The roads in Ionia County are among the worst in the state.
On Tuesday, residents voted by a narrow margin — just 56 votes — to let the matter lie for now.
By a margin of 3,097 to 3,041 votes, residents denied a millage proposal that would have raised about $3.1 million per year countywide for county, city and village streets over the next six years for a total of $18.6 million.
The proposal was for 2 mills for six years.
While promoting the millage earlier this year, Ionia County Road Commissioner Albert Almy noted that the poor condition of county roads has been adversely affecting economic development in the area.
“We depend on these roads for business and economic development, schools, emergency vehicles, public safety, tourism, agriculture and revitalization of our communities,” Almy said.
Most road construction funding comes from the county’s share of state taxes, which include the 19 cent per gallon gas tax and 15 cent per gallon diesel fuel tax, along with a portion of state license plate fees. Taken in tandem, these fees provide about $4.5 million per year, but have remained virtually unchanged for the past decade.
The costs related to road construction, however, have risen precipitously, leading to a shortfall.
The city of Belding stood to receive about $165,000 per year. With a 2012 study showing 54.7 percent of streets there to be in “poor” condition, the need for improvements is particularly acute.

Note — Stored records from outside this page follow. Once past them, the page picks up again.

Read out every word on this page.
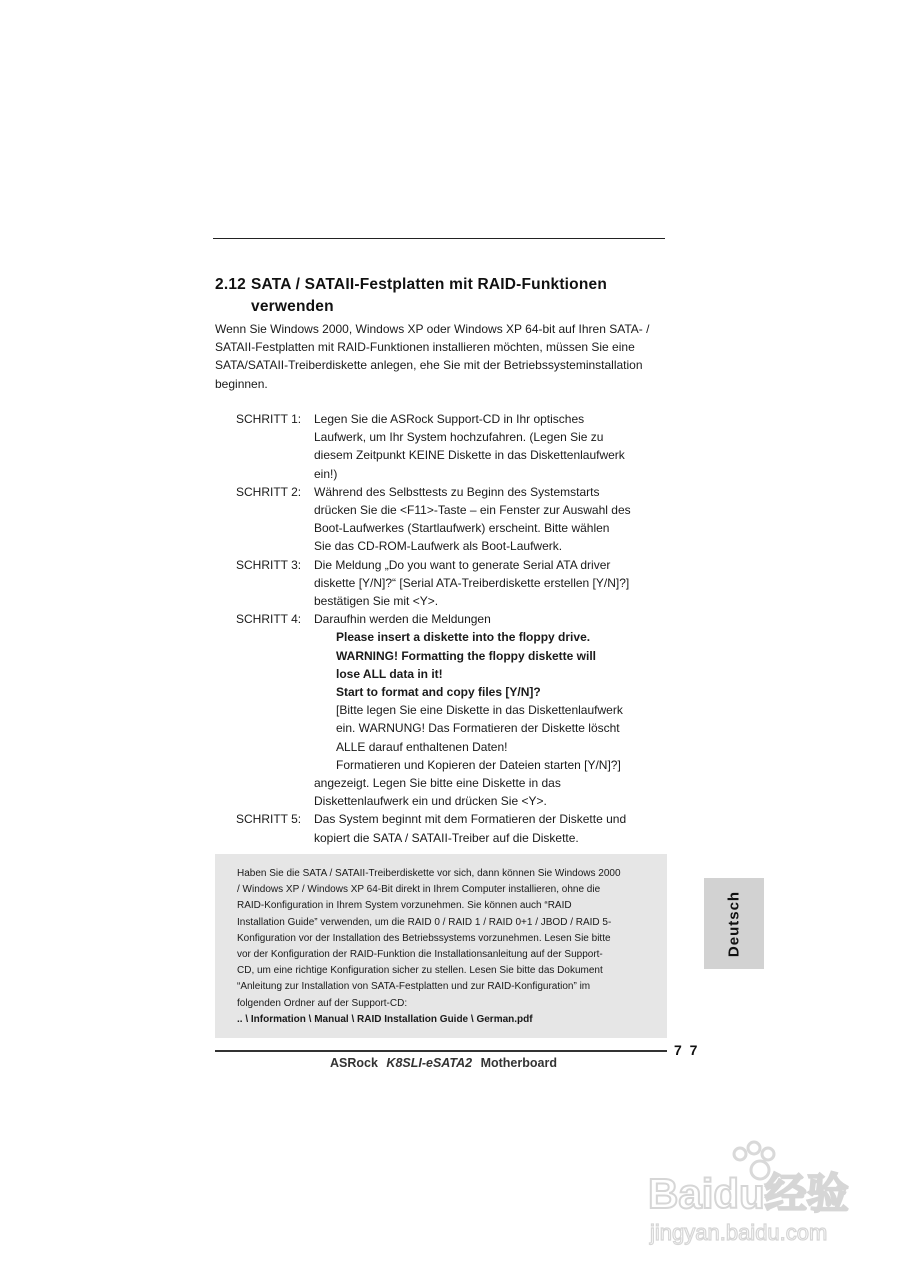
2.12 SATA / SATAII-Festplatten mit RAID-Funktionen
verwenden
Wenn Sie Windows 2000, Windows XP oder Windows XP 64-bit auf Ihren SATA- /
SATAII-Festplatten mit RAID-Funktionen installieren möchten, müssen Sie eine
SATA/SATAII-Treiberdiskette anlegen, ehe Sie mit der Betriebssysteminstallation
beginnen.
SCHRITT 1:	Legen Sie die ASRock Support-CD in Ihr optisches
Laufwerk, um Ihr System hochzufahren. (Legen Sie zu
diesem Zeitpunkt KEINE Diskette in das Diskettenlaufwerk
ein!)
SCHRITT 2:	Während des Selbsttests zu Beginn des Systemstarts
drücken Sie die <F11>-Taste – ein Fenster zur Auswahl des
Boot-Laufwerkes (Startlaufwerk) erscheint. Bitte wählen
Sie das CD-ROM-Laufwerk als Boot-Laufwerk.
SCHRITT 3:	Die Meldung „Do you want to generate Serial ATA driver
diskette [Y/N]?“ [Serial ATA-Treiberdiskette erstellen [Y/N]?]
bestätigen Sie mit <Y>.
SCHRITT 4:	Daraufhin werden die Meldungen
Please insert a diskette into the floppy drive.
WARNING! Formatting the floppy diskette will
lose ALL data in it!
Start to format and copy files [Y/N]?
[Bitte legen Sie eine Diskette in das Diskettenlaufwerk
ein. WARNUNG! Das Formatieren der Diskette löscht
ALLE darauf enthaltenen Daten!
Formatieren und Kopieren der Dateien starten [Y/N]?]
angezeigt. Legen Sie bitte eine Diskette in das
Diskettenlaufwerk ein und drücken Sie <Y>.
SCHRITT 5:	Das System beginnt mit dem Formatieren der Diskette und
kopiert die SATA / SATAII-Treiber auf die Diskette.
Haben Sie die SATA / SATAII-Treiberdiskette vor sich, dann können Sie Windows 2000
/ Windows XP / Windows XP 64-Bit direkt in Ihrem Computer installieren, ohne die
RAID-Konfiguration in Ihrem System vorzunehmen. Sie können auch “RAID
Installation Guide” verwenden, um die RAID 0 / RAID 1 / RAID 0+1 / JBOD / RAID 5-
Konfiguration vor der Installation des Betriebssystems vorzunehmen. Lesen Sie bitte
vor der Konfiguration der RAID-Funktion die Installationsanleitung auf der Support-
CD, um eine richtige Konfiguration sicher zu stellen. Lesen Sie bitte das Dokument
“Anleitung zur Installation von SATA-Festplatten und zur RAID-Konfiguration” im
folgenden Ordner auf der Support-CD:
.. \ Information \ Manual \ RAID Installation Guide \ German.pdf
Deutsch
7 7
ASRock K8SLI-eSATA2 Motherboard
Baidu经验
jingyan.baidu.com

Almy earlier noted the millage would not have fixed every road problem countywide in the next six years, but would have at least prevented roads from becoming even worse.
“I was kind of expecting (the vote) might be close,” Almy said. “But we were optimistic it would pass. The voters decided they don’t want to invest in the country’s primary and local roads. It’s a disappointment, but I respect the decision of the voters.”
Almy added the lack of funding is going to make it particularly difficult for the commission to make any road improvements in the near future, however, barring unforeseen funding from other quarters.
“Residents are going to have to understand our local and primary roads won’t see much improvement unless state and federal government provides more money to the county,” Almy said. “And if they do, that will most likely come from user fees like the gas tax and registration fees. Unfortunately, Ionia County would only see a small fraction of that come back to the county.
“Sometimes you win, sometimes you lose.”